All told, there are three ways of misquoting the Word of God. One is to add something to it, another is to take something away, and a third is to change what is there. If you read the text carefully, you will find that Satan did all three. Satan knows his Bible very well, but he can misquote it and manipulate it too. Adam, however, who knew exactly what God had said, kept silent when he should have spoken up. In the New Testament he is clearly blamed for allowing sin to enter the world.
It is useful to note the strategy which Satan adopts in his approach to Eve. First he encourages doubt with the mind, second desire with the heart, and third disobedience with the will. This is always his strategy in all his dealings with humans. He encourages wrong thinking first, usually by misinterpreting God’s Word. Next he entices us to desire evil in our hearts. After that the circumstances are right for us to disobey with our wills.
What is the outcome of sin? When God questions Adam he seeks to blame both Eve and God. He speaks of ‘that woman you gave me’, or ‘the woman you put here with me’. He ceased to fulfil his role as a man by denying his responsibility to look after his wife.
God responds in judgement. This side of his character is seen for the first time: God hates sin and he must deal with it. If he is really a good God, then he cannot let people get away with badness. This is the message of Genesis 3. The punishment is given in poetic form. When God speaks in prose he is communicating his thoughts, from his mind to your mind, but when he speaks poetically he is communicating his feelings, from his heart to yours.
In Genesis 3 the poems reveal God’s angry emotions (the wrath of God, in theological terms). God feels so deeply that Eden has been ruined – and he knows too where this will lead. The following paraphrase of Genesis 1–3 sheds a fresh light on this story.
A long time ago, when nothing else existed, the God who had always been there brought the entire universe into being, the whole of outer space and this planet earth.
At first the earth was just a mass of fluid matter, quite uninhabitable and indeed uninhabited. It was shrouded in darkness and engulfed in water; but God’s own spirit was hovering just above the flood.
Then God commanded: ‘Let the light in!’ And there it was. It looked just right to God, but he decided to alternate light with darkness, giving them different names: ‘day’ and ‘night’. The original darkness and the new light were the evening and the morning of God’s first working day.
Then God spoke again: ‘Let there be two reservoirs of water, with an expanse between them’. So he separated the water on the surface from the moisture in the atmosphere. That’s how the ‘sky’, as God called it, came to be. This ended his second day’s work.

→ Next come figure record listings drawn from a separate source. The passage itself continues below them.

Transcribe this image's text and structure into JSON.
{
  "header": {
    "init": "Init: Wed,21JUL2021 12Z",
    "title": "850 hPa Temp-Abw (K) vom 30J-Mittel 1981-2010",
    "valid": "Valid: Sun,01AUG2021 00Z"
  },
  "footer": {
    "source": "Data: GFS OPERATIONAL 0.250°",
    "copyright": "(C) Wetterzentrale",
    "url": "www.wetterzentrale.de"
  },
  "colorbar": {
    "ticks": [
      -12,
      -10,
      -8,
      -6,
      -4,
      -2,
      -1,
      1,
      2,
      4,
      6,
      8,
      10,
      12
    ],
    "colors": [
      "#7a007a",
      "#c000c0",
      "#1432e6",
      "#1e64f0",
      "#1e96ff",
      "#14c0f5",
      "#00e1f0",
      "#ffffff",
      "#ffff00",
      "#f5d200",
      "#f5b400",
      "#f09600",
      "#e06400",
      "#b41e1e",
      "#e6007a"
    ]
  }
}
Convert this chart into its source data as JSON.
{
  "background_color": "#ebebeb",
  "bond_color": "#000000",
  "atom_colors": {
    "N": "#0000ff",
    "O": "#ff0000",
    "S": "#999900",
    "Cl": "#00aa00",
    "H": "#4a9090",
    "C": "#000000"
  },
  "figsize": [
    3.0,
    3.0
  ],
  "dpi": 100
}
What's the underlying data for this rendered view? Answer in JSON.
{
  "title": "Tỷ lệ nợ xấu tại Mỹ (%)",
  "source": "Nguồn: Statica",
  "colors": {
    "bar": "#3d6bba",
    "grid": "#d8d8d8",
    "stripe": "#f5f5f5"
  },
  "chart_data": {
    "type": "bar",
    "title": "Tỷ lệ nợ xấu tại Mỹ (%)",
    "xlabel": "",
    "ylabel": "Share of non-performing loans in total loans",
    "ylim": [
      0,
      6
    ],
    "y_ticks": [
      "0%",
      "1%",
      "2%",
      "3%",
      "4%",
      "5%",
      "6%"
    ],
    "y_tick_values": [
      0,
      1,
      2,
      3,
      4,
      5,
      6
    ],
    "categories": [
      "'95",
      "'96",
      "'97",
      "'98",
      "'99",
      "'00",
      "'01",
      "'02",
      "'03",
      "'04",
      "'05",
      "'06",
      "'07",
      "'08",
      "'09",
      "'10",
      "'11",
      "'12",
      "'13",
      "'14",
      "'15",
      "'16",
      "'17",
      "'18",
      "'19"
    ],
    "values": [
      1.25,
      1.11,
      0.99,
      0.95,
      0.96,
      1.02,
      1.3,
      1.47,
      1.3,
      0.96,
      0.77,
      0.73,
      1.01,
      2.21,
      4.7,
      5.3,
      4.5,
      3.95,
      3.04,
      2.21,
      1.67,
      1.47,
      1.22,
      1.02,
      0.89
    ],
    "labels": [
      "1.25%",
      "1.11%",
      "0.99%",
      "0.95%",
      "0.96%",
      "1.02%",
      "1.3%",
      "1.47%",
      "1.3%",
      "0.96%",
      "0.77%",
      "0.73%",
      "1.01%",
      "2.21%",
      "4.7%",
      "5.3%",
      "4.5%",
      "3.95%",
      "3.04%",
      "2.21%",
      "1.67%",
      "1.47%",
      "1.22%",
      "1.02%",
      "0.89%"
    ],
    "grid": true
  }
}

The next thing God said was: ‘Let the surface water be concentrated in one area, so that the rest may dry out.’ Sure enough, it happened! From then on, God referred to ‘sea’ and ‘land’ separately. He liked what he saw and added: ‘Now let the land sprout vegetation, plants with seed and trees with fruit, all able to reproduce themselves’. And they appeared – all kinds of plant and tree, each able to propagate its own type. Everything fitted into God’s plan. His third day’s work was over.
Now God declared: ‘Let different sources of light appear in the sky. They will distinguish days from nights and make it possible to measure seasons, special days and years; though their main purpose will be to provide illumination.’ And so it is, just as he said. The two brightest lights are the larger ‘sun’ that dominates the day and the lesser ‘moon’ which predominates at night, surrounded by twinkling stars. God put them all there for earth’s sake – to light it, regulate it and maintain the alternating pattern of light and darkness.